Estamos chamados por Deus a envolver afetuosamente os outros – respeitando-lhes
sempre a liberdade – nas “redes” da nossa caridade, do nosso amor
fraterno, desse amor que deseja para todos o maior bem, isto é, trazê-los para
junto de Cristo, tal como os Apóstolos puseram aos pés de Jesus os centos e cinquenta
e três peixes grandes.
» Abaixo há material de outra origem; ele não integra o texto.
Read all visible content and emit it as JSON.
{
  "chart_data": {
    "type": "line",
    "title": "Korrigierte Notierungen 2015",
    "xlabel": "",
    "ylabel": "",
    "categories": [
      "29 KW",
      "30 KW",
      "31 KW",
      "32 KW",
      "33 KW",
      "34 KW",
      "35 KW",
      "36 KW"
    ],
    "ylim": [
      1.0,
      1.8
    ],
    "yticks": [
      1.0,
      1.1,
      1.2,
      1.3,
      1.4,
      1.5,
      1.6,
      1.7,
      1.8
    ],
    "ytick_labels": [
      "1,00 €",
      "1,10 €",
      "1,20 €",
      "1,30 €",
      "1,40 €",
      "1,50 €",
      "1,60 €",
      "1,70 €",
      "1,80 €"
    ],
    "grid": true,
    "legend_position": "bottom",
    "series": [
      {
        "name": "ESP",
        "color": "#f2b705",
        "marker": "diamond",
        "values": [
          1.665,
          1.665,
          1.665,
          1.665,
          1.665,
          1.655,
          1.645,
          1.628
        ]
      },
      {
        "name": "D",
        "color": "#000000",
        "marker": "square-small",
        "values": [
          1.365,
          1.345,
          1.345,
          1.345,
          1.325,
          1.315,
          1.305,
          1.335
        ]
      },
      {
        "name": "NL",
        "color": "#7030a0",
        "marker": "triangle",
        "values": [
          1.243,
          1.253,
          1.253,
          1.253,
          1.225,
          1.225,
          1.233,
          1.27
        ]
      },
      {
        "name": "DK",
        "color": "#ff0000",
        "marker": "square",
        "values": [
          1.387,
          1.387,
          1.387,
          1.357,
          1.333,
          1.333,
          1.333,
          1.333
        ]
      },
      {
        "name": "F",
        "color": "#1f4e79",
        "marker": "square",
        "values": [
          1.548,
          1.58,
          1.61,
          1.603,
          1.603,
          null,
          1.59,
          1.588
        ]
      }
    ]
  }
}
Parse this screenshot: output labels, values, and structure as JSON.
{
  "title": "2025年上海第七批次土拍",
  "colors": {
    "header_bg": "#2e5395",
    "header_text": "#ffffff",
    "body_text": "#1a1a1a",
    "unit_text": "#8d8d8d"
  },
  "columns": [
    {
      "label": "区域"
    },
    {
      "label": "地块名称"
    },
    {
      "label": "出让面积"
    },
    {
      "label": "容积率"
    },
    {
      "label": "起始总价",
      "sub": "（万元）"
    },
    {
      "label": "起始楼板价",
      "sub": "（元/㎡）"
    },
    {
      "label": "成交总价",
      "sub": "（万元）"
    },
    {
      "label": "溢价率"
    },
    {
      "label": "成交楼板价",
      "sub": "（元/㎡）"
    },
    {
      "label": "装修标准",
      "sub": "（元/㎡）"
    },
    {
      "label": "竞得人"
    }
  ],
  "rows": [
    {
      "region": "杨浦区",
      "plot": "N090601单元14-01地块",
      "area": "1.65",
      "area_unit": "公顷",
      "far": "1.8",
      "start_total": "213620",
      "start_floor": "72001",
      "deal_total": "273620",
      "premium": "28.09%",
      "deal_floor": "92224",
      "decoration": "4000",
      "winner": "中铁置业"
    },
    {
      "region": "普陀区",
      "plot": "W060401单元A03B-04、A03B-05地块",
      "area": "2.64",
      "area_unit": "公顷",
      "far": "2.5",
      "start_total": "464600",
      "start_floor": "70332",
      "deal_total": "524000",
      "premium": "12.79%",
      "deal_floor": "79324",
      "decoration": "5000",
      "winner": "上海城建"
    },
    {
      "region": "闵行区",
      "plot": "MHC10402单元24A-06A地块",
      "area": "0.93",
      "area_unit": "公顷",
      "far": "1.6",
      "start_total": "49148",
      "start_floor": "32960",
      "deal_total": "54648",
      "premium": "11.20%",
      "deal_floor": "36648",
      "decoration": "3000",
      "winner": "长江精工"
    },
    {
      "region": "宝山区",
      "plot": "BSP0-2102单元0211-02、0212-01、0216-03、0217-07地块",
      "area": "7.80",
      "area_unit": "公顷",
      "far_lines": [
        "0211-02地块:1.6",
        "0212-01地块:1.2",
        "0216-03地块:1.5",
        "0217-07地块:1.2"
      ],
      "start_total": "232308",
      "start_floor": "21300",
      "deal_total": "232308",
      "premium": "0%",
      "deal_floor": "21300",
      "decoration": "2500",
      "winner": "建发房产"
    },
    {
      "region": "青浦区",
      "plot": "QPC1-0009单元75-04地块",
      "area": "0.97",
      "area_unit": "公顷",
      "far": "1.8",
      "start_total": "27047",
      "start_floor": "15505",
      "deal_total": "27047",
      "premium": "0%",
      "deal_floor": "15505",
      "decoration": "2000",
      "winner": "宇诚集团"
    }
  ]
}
Peixes que o próprio Jesus fez questão de que
simbolizassem as almas: farei de vós pescadores de homens!
Perguntemo-nos,
à vista disso, quantos parentes, amigos, colegas, conhecidos já levamos nós aos
pés de Cristo, à alegria de se encontrarem com o olhar de Cristo, com a palavra
de Cristo, com o Coração de Cristo; à felicidade de descobrirem junto de Jesus
o amor que não acaba e que dá o sentido à vida?
O mar da
Galiléia, para nós, é o mundo, e o “Pedro” atual, o Papa, no caso João Paulo
II, posto ao leme da barca da Igreja, nos deu como lema – para o novo milênio –
as mesmas palavras com que Jesus mandou Pedro pescar, naquele encontro do dia
da vocação: –Duc in altum! – Mar adentro! Deus quer que
recristianizemos o mundo!
Por
incrível que pareça, Deus, que é tudo e fez tudo, quer contar conosco para
estender pelo mundo os frutos da Redenção que Cristo conquistou para nós na
Cruz, ao preço do seu Sangue. Ele quer que o Reino de Deus também “dependa de
nós”: do nosso exemplo, do nosso empenho em difundir a doutrina cristã, do
nosso apostolado pessoal, feito com a palavra compreensiva, com a confidência
amiga, com o conselho leal.
“Mar
adentro! Sigamos em frente, com esperança! – escreveu João Paulo II na Carta
sobre o novo milênio – Diante da Igreja – dizia – abre-se um novo milênio como
um vasto oceano onde aventurar-se com a ajuda de Cristo […]. O mandato
missionário introduz-nos no terceiro milênio, convidando-nos a ter o mesmo
entusiasmo dos cristãos da primeira hora; podemos contar com a força do mesmo
Espírito que foi derramado no Pentecostes e nos impele hoje a partir de novo
sustentados pela esperança que não nos deixa confundidos (Rom
5,5)”.
Cheio de
um santo otimismo, o mesmo Papa, na sua Carta sobre o Rosário, escrevia que o
Cristianismo, “passados dois mil anos, nada perdeu do seu frescor original, e
sente-se impulsionado pelo Espírito de Deus a “fazer-se ao largo” – mar
adentro! – para reafirmar, melhor, para “gritar” Cristo ao mundo como
Senhor e Salvador, como “caminho, verdade e vida” , como “o fim da história
humana, o ponto para onde tendem os desejos da história e da civilização”.
Concluamos
esta reflexão. A vida tem como meta, certamente, o Céu. Mas, antes de chegarmos
ao Céu, é preciso que arregacemos as mangas e realizemos muitas coisas na
terra. Sobretudo, é preciso que ajudemos muitos a encontrarem e amarem a Deus,
porque Cristo nos deu essa missão no mundo e confia em nós.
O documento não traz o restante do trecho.